東孝光氏の『塔の家』や、安藤忠雄氏の『住吉の長屋』といった、すでに
一般的にも知られた住宅作品も、たくさん紹介されています。
全て90年代のネット革命以前に建築された作品であり、それぞれの住宅に
単なる表層のデザインとは言い切れない、哲学があることはわかります。

ネットによる情報活用が普及した90年代、建築家が住宅や集合住宅の計画
をおこなえるチャンスは増えました。(私も、その恩恵を受けてきました。)

そんな住宅や集合住宅作品に 『デザイナーズ』 という枕詞がつきました。
たとえば、この『デザイナーズ』を付加価値として差別化された集合住宅が
『デザイナーズ・マンション』といわれました。
賃貸集合住宅の市場に新たに生まれた需要のように捉えられていましたが、
実際には潜在的にあったニーズが、ネットによって詳らかになったものです。
2000年前後 私も『デザイナーズ・マンション』を手がける建築家、として
主に雑誌媒体から沢山の取材を受けました。それ自体は、ありがたいことと
感じていましたが、同時に なにか違和感 も覚えていました。

『デザイナーズ』を簡単にいってしまうと、個性的 ということでしょうが、
別に、個性的な集合住宅を作ろうと設計していたわけではありませんでした。

与えられた条件のもと、可能な限りの事業性・効率性を突き詰めて計画する
ことで、結果的にそこに個性が生まれ、付加価値となっていっただけでした。
事業性を突きつめると、住宅メーカーの規格品のような商品にはなりません。

あるいは
『デザイナーズ・マンション』の代名詞のように扱われた、コンクリートの
打放し仕上げにしても、そのテクスチャーとしての好みというよりは
(もちろん、入居される多くのテナントさんも私も、大好きな素材ですが。)
コストの関係から、むしろ、やむなく選択する素材 とした意識でした。
『塔の家』や『住吉の長屋』のコンクリート打放しも、同じ発想でしょう。

こうなると、個性 とは、本当はなんなのか。考えてしまいます。

養老孟司氏の新書「自分」の壁 でも、個性とは何か。
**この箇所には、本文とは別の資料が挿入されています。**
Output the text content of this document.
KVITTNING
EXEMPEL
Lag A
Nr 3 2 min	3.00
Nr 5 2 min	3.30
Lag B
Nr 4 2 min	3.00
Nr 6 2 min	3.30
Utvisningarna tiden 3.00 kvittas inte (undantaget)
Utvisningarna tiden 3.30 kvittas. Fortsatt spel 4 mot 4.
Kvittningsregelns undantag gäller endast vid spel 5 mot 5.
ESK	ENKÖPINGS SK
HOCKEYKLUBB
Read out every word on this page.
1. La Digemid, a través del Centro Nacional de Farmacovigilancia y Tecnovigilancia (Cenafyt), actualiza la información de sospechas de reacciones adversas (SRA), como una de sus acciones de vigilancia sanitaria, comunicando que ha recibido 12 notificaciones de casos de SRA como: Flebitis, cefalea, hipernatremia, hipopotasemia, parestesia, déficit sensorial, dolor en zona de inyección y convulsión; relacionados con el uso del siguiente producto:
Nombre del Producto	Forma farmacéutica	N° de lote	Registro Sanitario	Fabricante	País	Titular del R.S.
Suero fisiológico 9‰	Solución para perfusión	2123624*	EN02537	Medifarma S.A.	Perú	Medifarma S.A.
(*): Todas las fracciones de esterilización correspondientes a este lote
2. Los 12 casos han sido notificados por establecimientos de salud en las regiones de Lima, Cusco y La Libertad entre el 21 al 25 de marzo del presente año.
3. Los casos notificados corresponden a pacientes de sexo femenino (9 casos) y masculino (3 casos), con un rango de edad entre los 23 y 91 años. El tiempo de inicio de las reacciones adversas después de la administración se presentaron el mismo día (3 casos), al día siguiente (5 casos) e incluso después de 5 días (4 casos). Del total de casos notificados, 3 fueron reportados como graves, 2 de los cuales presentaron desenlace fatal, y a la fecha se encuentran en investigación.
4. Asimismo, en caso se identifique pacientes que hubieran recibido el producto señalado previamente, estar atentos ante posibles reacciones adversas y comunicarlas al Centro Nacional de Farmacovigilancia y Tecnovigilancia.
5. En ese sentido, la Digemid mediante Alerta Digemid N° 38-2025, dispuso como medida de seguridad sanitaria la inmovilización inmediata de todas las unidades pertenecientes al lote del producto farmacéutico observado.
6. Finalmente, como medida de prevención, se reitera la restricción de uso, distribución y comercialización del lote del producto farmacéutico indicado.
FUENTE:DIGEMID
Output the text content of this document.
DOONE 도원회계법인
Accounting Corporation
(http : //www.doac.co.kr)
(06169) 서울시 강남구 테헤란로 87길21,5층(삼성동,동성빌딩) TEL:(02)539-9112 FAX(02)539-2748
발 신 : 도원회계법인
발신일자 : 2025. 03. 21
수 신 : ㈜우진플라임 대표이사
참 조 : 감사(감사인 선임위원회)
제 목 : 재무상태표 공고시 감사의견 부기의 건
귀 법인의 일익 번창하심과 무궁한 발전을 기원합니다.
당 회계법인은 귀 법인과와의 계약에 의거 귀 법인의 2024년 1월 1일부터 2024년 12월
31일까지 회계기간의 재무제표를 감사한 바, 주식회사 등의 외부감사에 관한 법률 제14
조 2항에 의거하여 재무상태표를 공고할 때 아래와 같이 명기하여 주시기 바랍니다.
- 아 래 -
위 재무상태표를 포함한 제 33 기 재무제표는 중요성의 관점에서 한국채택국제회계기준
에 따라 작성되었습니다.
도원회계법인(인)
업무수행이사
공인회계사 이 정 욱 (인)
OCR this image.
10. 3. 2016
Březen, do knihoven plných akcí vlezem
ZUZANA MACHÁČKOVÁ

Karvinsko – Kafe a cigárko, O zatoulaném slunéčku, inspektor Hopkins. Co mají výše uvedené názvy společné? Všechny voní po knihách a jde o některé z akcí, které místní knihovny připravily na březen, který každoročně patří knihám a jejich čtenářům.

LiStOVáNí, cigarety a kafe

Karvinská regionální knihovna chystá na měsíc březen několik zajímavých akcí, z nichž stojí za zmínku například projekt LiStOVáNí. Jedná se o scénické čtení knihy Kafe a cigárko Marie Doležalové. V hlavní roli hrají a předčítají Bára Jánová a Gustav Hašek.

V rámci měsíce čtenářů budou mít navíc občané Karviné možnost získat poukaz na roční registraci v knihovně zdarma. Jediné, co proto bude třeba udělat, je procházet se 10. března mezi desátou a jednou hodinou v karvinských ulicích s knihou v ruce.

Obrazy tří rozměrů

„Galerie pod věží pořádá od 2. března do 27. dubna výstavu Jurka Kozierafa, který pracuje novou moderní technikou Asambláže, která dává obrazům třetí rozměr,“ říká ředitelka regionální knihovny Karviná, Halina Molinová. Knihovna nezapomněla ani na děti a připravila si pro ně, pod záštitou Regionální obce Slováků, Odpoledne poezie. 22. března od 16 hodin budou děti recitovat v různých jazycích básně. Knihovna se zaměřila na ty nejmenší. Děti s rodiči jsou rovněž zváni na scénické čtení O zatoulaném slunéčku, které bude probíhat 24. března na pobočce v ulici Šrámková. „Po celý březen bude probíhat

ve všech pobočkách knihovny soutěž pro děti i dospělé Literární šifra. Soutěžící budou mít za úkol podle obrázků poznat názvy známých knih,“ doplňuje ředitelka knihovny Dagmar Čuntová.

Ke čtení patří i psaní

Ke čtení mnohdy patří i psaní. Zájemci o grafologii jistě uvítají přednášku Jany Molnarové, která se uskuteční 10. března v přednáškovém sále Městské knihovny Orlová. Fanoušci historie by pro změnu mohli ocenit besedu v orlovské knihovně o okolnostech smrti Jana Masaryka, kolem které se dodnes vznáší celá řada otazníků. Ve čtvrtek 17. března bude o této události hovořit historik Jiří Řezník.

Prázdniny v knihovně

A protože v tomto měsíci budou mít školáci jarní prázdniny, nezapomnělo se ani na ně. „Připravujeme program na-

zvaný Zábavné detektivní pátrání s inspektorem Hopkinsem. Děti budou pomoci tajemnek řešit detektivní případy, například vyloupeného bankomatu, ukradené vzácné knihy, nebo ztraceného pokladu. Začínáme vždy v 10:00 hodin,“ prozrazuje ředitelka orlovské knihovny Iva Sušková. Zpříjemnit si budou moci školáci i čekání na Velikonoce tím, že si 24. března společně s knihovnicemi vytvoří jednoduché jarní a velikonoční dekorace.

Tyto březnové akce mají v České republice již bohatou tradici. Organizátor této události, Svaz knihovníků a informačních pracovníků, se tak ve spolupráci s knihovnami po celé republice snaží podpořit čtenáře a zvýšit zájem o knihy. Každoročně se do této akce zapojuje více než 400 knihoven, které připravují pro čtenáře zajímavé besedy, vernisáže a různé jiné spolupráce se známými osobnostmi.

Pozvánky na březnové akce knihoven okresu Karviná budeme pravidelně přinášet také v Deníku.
語られています。
伝統芸能の世界に入門した弟子は、とにかく師匠の真似を強いられます。
10年、20年‥。
それでも師匠のクローンにはならない。どこかがどうしても違ってくる。
それが 個性 である、と。
‥なるほど。

個性とは
単に付け加えるものではなく、研鑽や修練の末に生まれるもののようです。
『デザイナーズ』という言葉で個性を表現すること。もう、やめませんか。